Full-on panic that Zach goes back to work tomorrow. Thank god for
QVC. I don’t know what I’d do without the hypnotic beauty of twenty-
four hours of gemstones.

21 Days Old

First Day Without Zach Goals

-Feed, clothe, change, etc. Sam

-cut fingernails

-paint toenails

-bake chocolate chip cookies

-take nap

-master Moby Wrap

Zach is gone, and so far so good. Nothing out of the ordinary, and I
did manage to write three more thank you notes. Perhaps I will send
them before Sam’s first birthday.

I spent much of the day practicing intricate wrappings of the Moby
Wrap so I can wear Sam around when I go places. Working with at
least twenty feet of fabric to somehow transform it into a safe nest
in which Sam will lay seems semi-impossible, but I’ve made it my
quest for the day. Or maybe the week. Why rush these things.

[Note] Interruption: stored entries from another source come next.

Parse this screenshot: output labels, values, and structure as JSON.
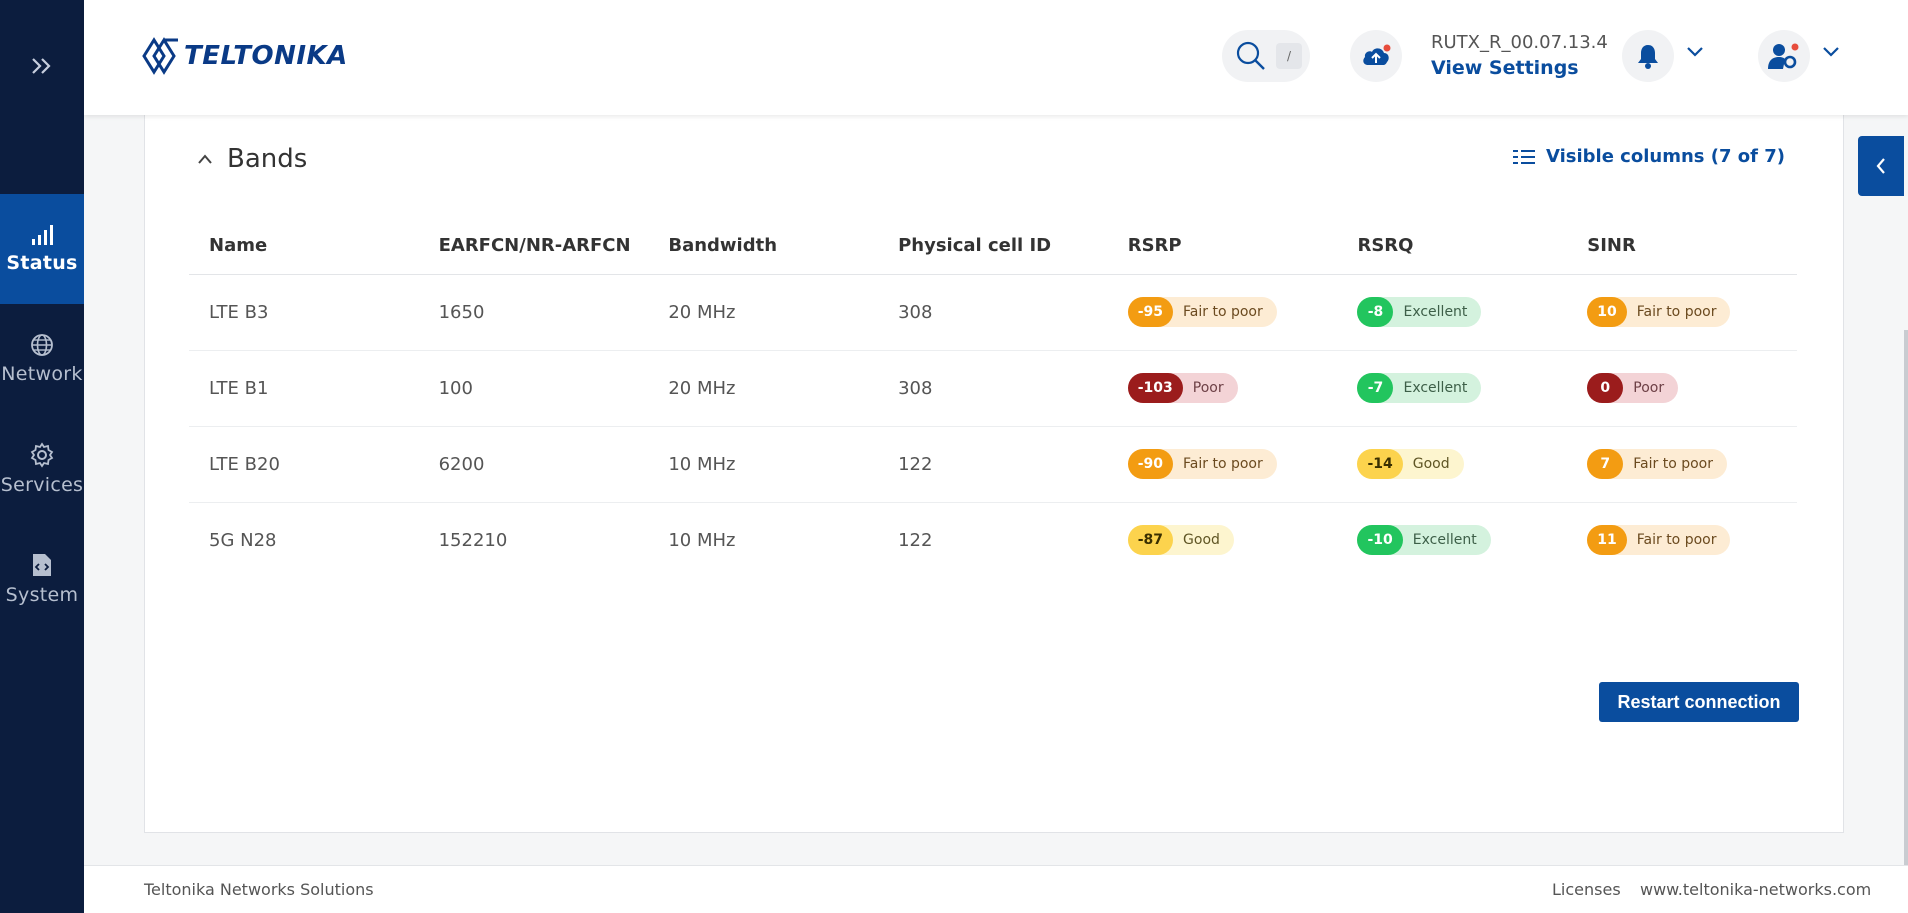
{
  "sidebar": {
    "items": [
      {
        "label": "Status",
        "icon": "signal-bars-icon",
        "active": true
      },
      {
        "label": "Network",
        "icon": "globe-icon",
        "active": false
      },
      {
        "label": "Services",
        "icon": "gear-icon",
        "active": false
      },
      {
        "label": "System",
        "icon": "file-code-icon",
        "active": false
      }
    ]
  },
  "header": {
    "brand": "TELTONIKA",
    "search_shortcut": "/",
    "firmware_version": "RUTX_R_00.07.13.4",
    "view_settings": "View Settings"
  },
  "card": {
    "title": "Bands",
    "visible_columns": "Visible columns (7 of 7)",
    "columns": [
      "Name",
      "EARFCN/NR-ARFCN",
      "Bandwidth",
      "Physical cell ID",
      "RSRP",
      "RSRQ",
      "SINR"
    ],
    "rows": [
      {
        "name": "LTE B3",
        "earfcn": "1650",
        "bandwidth": "20 MHz",
        "pci": "308",
        "rsrp": {
          "value": "-95",
          "label": "Fair to poor",
          "level": "orange"
        },
        "rsrq": {
          "value": "-8",
          "label": "Excellent",
          "level": "green"
        },
        "sinr": {
          "value": "10",
          "label": "Fair to poor",
          "level": "orange"
        }
      },
      {
        "name": "LTE B1",
        "earfcn": "100",
        "bandwidth": "20 MHz",
        "pci": "308",
        "rsrp": {
          "value": "-103",
          "label": "Poor",
          "level": "red"
        },
        "rsrq": {
          "value": "-7",
          "label": "Excellent",
          "level": "green"
        },
        "sinr": {
          "value": "0",
          "label": "Poor",
          "level": "red"
        }
      },
      {
        "name": "LTE B20",
        "earfcn": "6200",
        "bandwidth": "10 MHz",
        "pci": "122",
        "rsrp": {
          "value": "-90",
          "label": "Fair to poor",
          "level": "orange"
        },
        "rsrq": {
          "value": "-14",
          "label": "Good",
          "level": "yellow"
        },
        "sinr": {
          "value": "7",
          "label": "Fair to poor",
          "level": "orange"
        }
      },
      {
        "name": "5G N28",
        "earfcn": "152210",
        "bandwidth": "10 MHz",
        "pci": "122",
        "rsrp": {
          "value": "-87",
          "label": "Good",
          "level": "yellow"
        },
        "rsrq": {
          "value": "-10",
          "label": "Excellent",
          "level": "green"
        },
        "sinr": {
          "value": "11",
          "label": "Fair to poor",
          "level": "orange"
        }
      }
    ],
    "restart_button": "Restart connection"
  },
  "footer": {
    "company": "Teltonika Networks Solutions",
    "licenses": "Licenses",
    "website": "www.teltonika-networks.com"
  },
  "colors": {
    "sidebar_bg": "#0c1d3e",
    "accent": "#0a4d9e",
    "badge_orange": "#f39c12",
    "badge_green": "#22c55e",
    "badge_red": "#9b1c1c",
    "badge_yellow": "#fcd34d"
  }
}
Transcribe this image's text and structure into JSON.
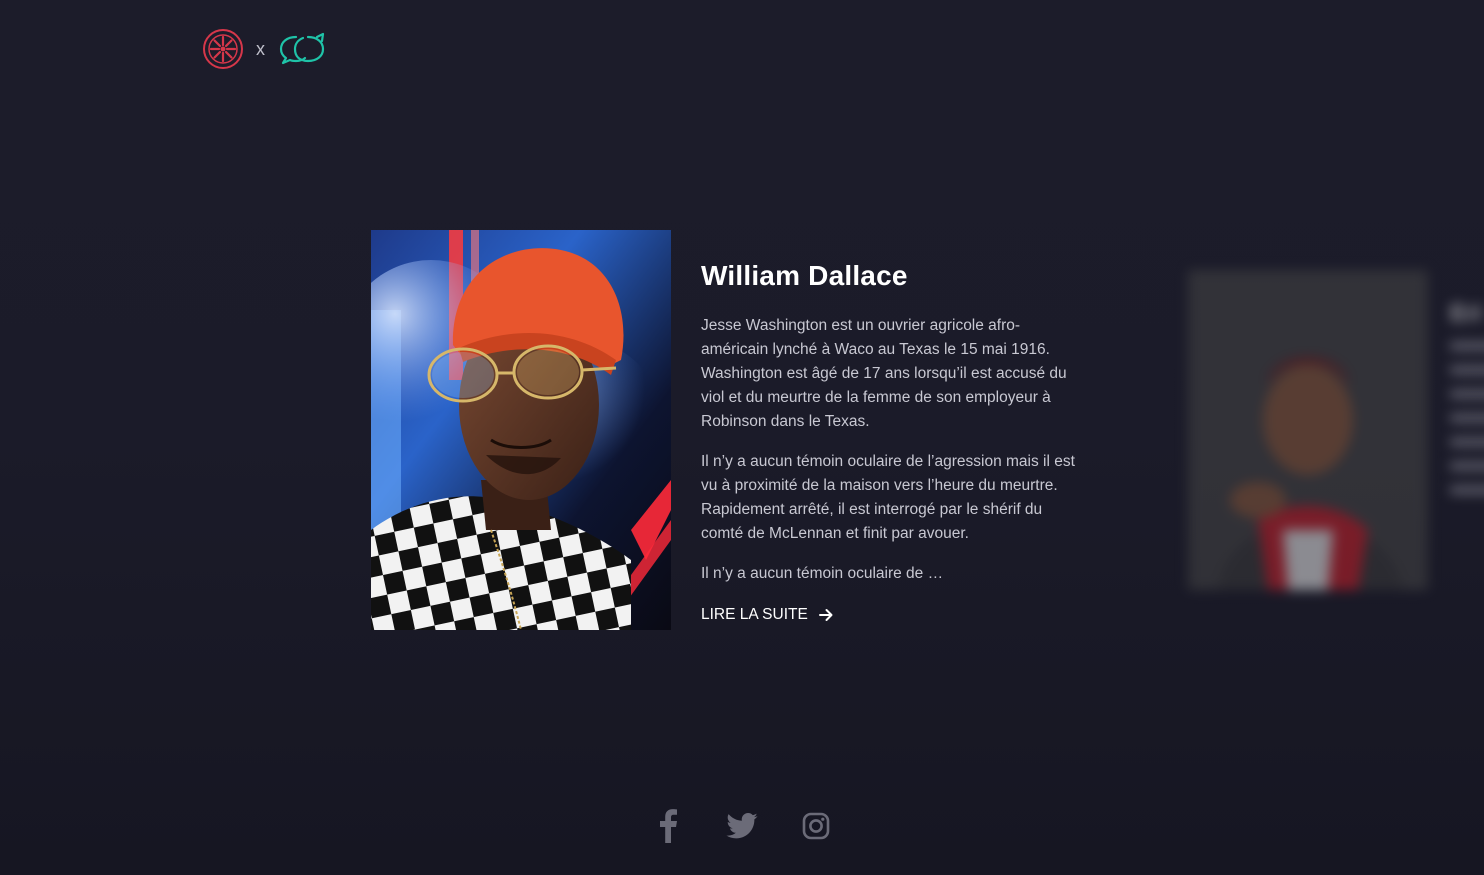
{
  "header": {
    "separator": "x",
    "brand_color_a": "#d6374a",
    "brand_color_b": "#1fc3a8"
  },
  "card": {
    "name": "William Dallace",
    "paragraphs": [
      "Jesse Washington est un ouvrier agricole afro-américain lynché à Waco au Texas le 15 mai 1916. Washington est âgé de 17 ans lorsqu’il est accusé du viol et du meurtre de la femme de son employeur à Robinson dans le Texas.",
      "Il n’y a aucun témoin oculaire de l’agression mais il est vu à proximité de la maison vers l’heure du meurtre. Rapidement arrêté, il est interrogé par le shérif du comté de McLennan et finit par avouer.",
      "Il n’y a aucun témoin oculaire de …"
    ],
    "read_more": "LIRE LA SUITE",
    "read_more_icon": "arrow-right-icon"
  },
  "next_card": {
    "name_partial": "Eri"
  },
  "social": {
    "icons": [
      "facebook-icon",
      "twitter-icon",
      "instagram-icon"
    ],
    "color": "#6b6b78"
  },
  "colors": {
    "background": "#1c1c2b",
    "text_primary": "#ffffff",
    "text_secondary": "#c8c8d2"
  }
}
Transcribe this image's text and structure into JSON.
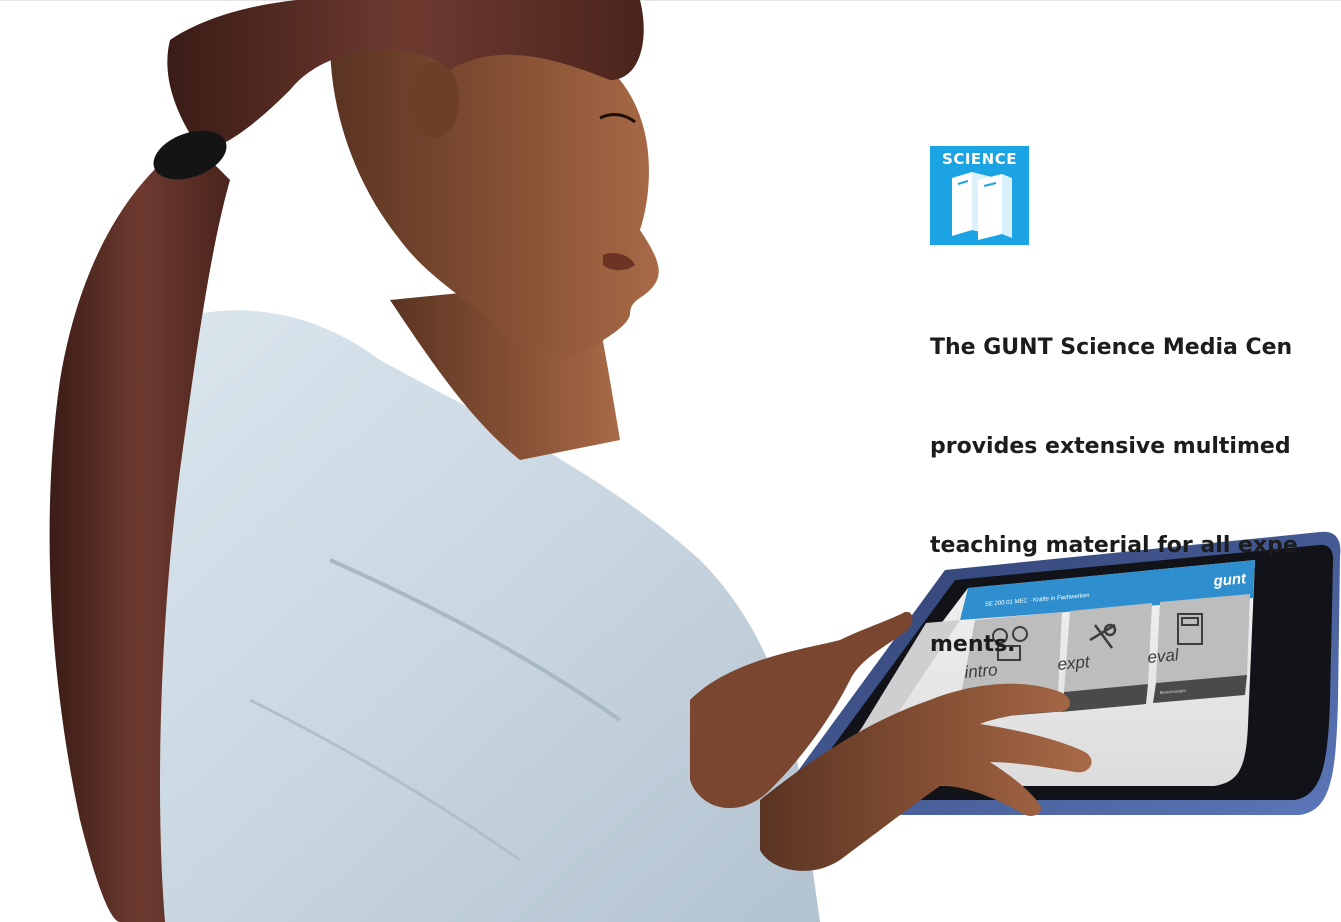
{
  "badge": {
    "label": "SCIENCE",
    "icon": "books-icon",
    "color": "#1ba3e3"
  },
  "caption": {
    "lines": [
      "The GUNT Science Media Cen",
      "provides extensive multimed",
      "teaching material for all expe",
      "ments."
    ]
  },
  "tablet": {
    "header_title": "SE 200.01 MEC · Kräfte in Fachwerken",
    "logo": "gunt",
    "tiles": [
      {
        "word": "intro",
        "icon": "glasses-icon",
        "caption": ""
      },
      {
        "word": "expt",
        "icon": "wrench-icon",
        "caption": ""
      },
      {
        "word": "eval",
        "icon": "calculator-icon",
        "caption": "Berechnungen"
      }
    ],
    "sidebar_icons": [
      "home-icon",
      "document-icon",
      "image-icon",
      "media-icon",
      "graduation-icon"
    ]
  }
}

First Day without Zach Accomplishments

-Blah blah blah Sam

-Managed to knot my Moby Wrap and watched it fall on the floor

-Fell asleep while on toilet (nap?)

-Ate half a roll of refrigerated cookie dough (baked in my stomach?)

When Zach arrives home, the house is the same mess it was before he
left. My face is still the same mess it was before he left. Zach
looks like he just returned from a three week trip to a spa. I pray
for a gigantic, dribbly poo to slither into Sam’s diaper so I can
hand it off to Zach, but for once Sam’s baby buns have clammed up.
Not that Zach would care. β€œI missed you so much!” he proclaims to
Sam as he swings him around the room. I should take my act on the
road. How much does an Invisible Woman make?